Gambar 4 Diagram Cara Uji Competitive ELISA
Protokol umum metoda competitive ELISA
1.Microtiter plate yang terbuat dari polyvinylchloride (PVC) adalah yang paling banyak digunakan.
2. Tambahkan 50 µL antibodi primer (capture) yang telah diencerkan pada masing-masing well. PVC dapat mengikat sekitar 100 ng/well (300 ng/cm2). Jumlah antibodi yang digunakan sangat bergantung pada masing-masing assays, tapi bila diinginkan ikatan yang maksimal paling sedikit harus digunakan antibodi sebanyak 1 µg/well. Selanjutnya diinkubasikan selama 4 jam pada temperature 4°C selama semalam.
3. Cuci wells dua kali menggunakan PBS. Larutan pencuci dapat dibuang dengan membalikkan plate di atas wadah yang pas.

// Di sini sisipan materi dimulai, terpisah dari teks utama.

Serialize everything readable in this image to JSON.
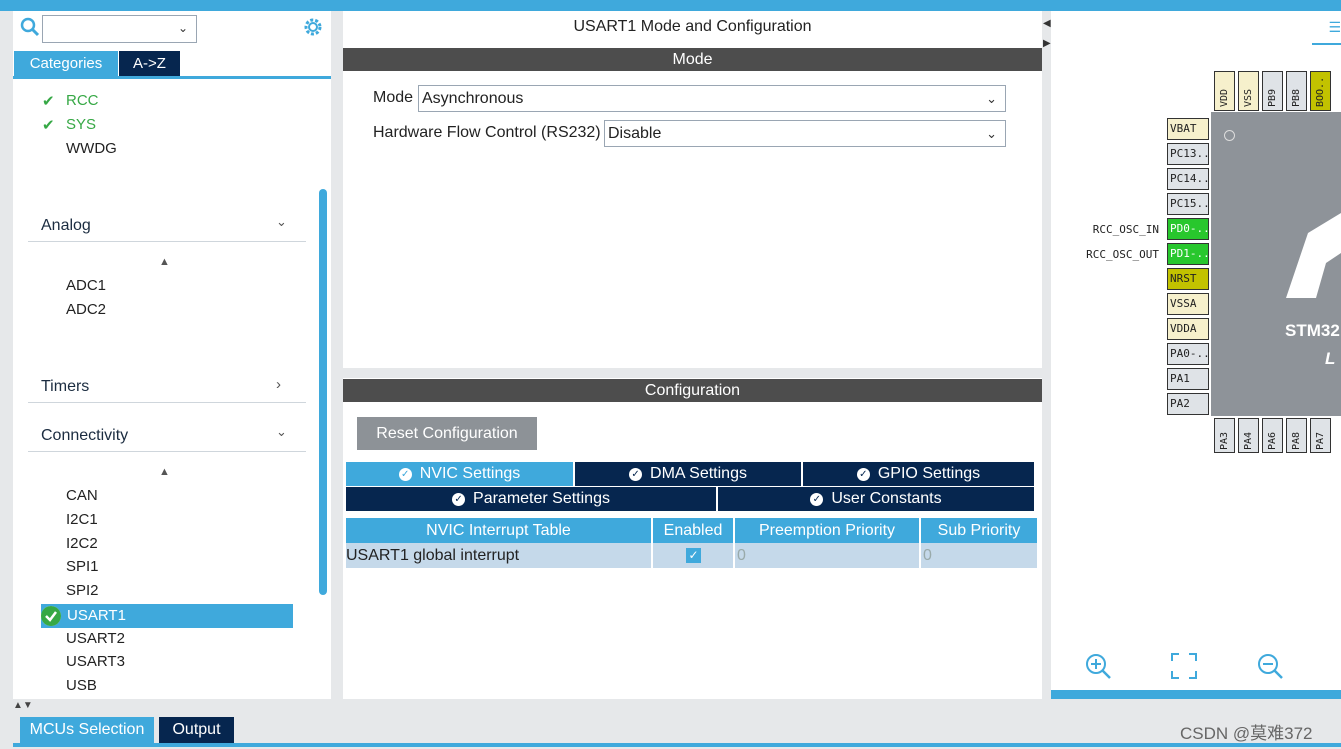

4. Bagian yang tersisa merupakan pengikatan protein dalam microtiter plate dijenuhkan dengan menginkubasikan menggunakan blocking buffer. Tambahkan wells sampai penuh dengan 3% BSA/PBS dan 0,02% natrium azide. Inkubasi selama 2 jam sampai semalam pada humiditas atmosfer dan temperatur kamar.
5. Cuci wells dua kali menggunakan PBS.
6. Tambahkan 50 µL larutan standar atau sampel ke dalam wells. Semua pengenceran dilakukan dengan menggunakan blocking buffer (3% BSA/PBS dan 0,05% Tween-20). Catatan: natrium azida adalah inhibitor horseradish peroxidase (HRP). Jangan gunakan natrium azida dalam bufer atau larutan pencuci jika menggunakan konyugasi HRP.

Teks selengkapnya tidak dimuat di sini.